Çekirdek zaten yüksekti, manşet beklenenden yüksek geldi. Bankaların birikmiş tahvil zararı 700 milyar seviyesinde. Fed’in ise Eylül 2023 rakamı 1.3 trilyon dolar zarar. Yeni rapor henüz çıkmadı. Ama ABD’li şirketlerde işten çıkarmalar başladı. Seçim de yaklaşıyor. Şimdi bu ana akım ortodoks para politikası izleyen ülkelerde durum buyken, bizde iktisat bilimi kurallarını takip etmeliyiz, ediyoruz, farklı bir şey yapılmayacak söylemleri var.
Akaryakıt bayileri ise banka POS komisyonları nedeni ile beyaz bayrak kaldırdı. Kamu bankaları komisyon ve kart kampanyasına başladı. Daha kredi kartına tartışılan düzenleme getirmeden hem de. Yine hatırlatalım, kart ciroları enflasyondan dolayı şişiyor, aynen ABD’de %20’yi aşkın faize rağmen rekor kırması gibi.

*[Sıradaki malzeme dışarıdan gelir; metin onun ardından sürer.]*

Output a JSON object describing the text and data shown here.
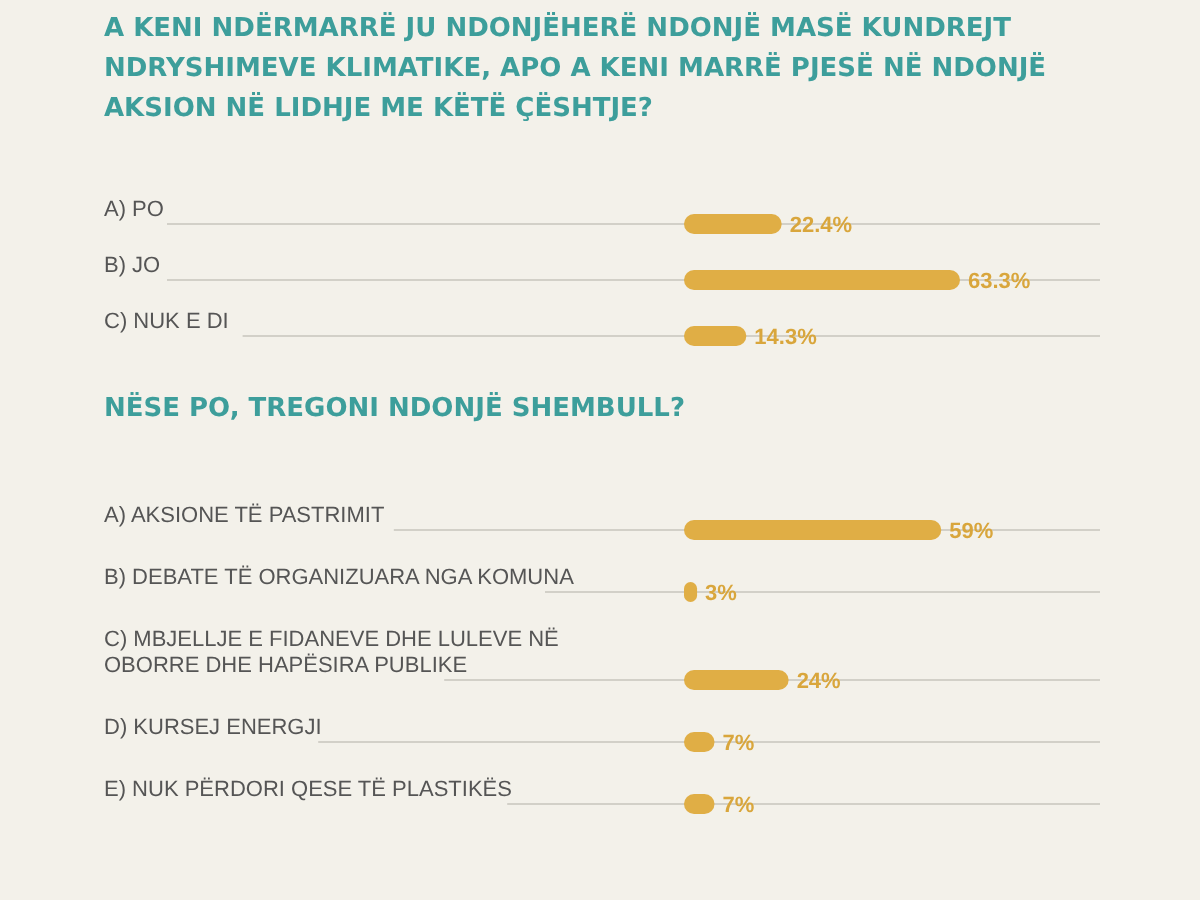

Kredi kartlarında, kozmetik, alkollü içecek, ofis malzemeleri, telekomünikasyon, yemek, gıda, akaryakıt harcamalarında taksit yasağı varken, nasıl talep yarattığını keşke ana akım ortodoks pop iktisat yorumlarda görsek. Pek sofistike hesaplamasalar da bankaların şubeler cari faizi yani fonlama maliyeti ile BKM takas komisyonları dahilinde, POS komisyonları veya karşılığına denk gelen bloke gün sayısı bulunur.
Yani artan faiz (maliyeti) nedeni ile POS komisyonlarında veya bloke gün sayısında yükseliş olur ve POS’la provizyon esnafın, akaryakıt istasyonunun, haliyle vatandaşın belini büküyor.Bir ülkenin uyguladığı ekonomi programı yerli ve milli değil, ortodoks, neoklasik ve neoliberal ekolden ithalken; dolarizasyonu, cari açığı kartlarla, kredilerle nasıl engellersiniz, işte bütün mesele bu.
“Enflasyon her yerde parasal olgudur” diyen monetarist görüş ile ortodoks para politikası kredi kartları genişlemesini hedefe koyarken, heterodoks politikaları, örneğin Modern Monetary Theory (MMT) yok sayıyor.Kredi, mevduat, politika faizi arasında karmaşık düzenlemelerle link koptu denirken bir hatırlatma.
ABD’de kredi kartı faizi %20, mevduat faizi binde 5, politika faizi %5.25. Fed Main Street Lending Program, Paycheck Protection Program Liquidity Facility, Bank Term Funding Program karmaşık düzenleme değil mi? Diyelim ki Fed bir başarı öyküsü. Örneğe göre yüzde 5 enflasyon hedefi olan bir merkez bankasının bir tane 4.5 politika faizi olur, “10” tane olmaz.Geçen hafta sosyal medyada en çok tartışılan konu: “asgari ücret, maaş artışı talep yaratır, enflasyonisttir”.
Ana akım pop iktisat söylemi. Çayın memleketinde bardak çay 15 TL, nasıl yaratsın? Rekor açık veren bütçede personel gideri %20, faiz ise %“10” paya sahip. O zaman denk bütçe ütopyasındaki ortodoks anlayışa göre bu faiz enflasyonist değil midir? Asgari ücret enflasyon yaratıyor diyen hiç mi Alpay’dan “Fabrika Kızı”, Cem Karaca’dan “Tamirci Çırağı” dinlememiş, dinlediyse de keyif almamıştır?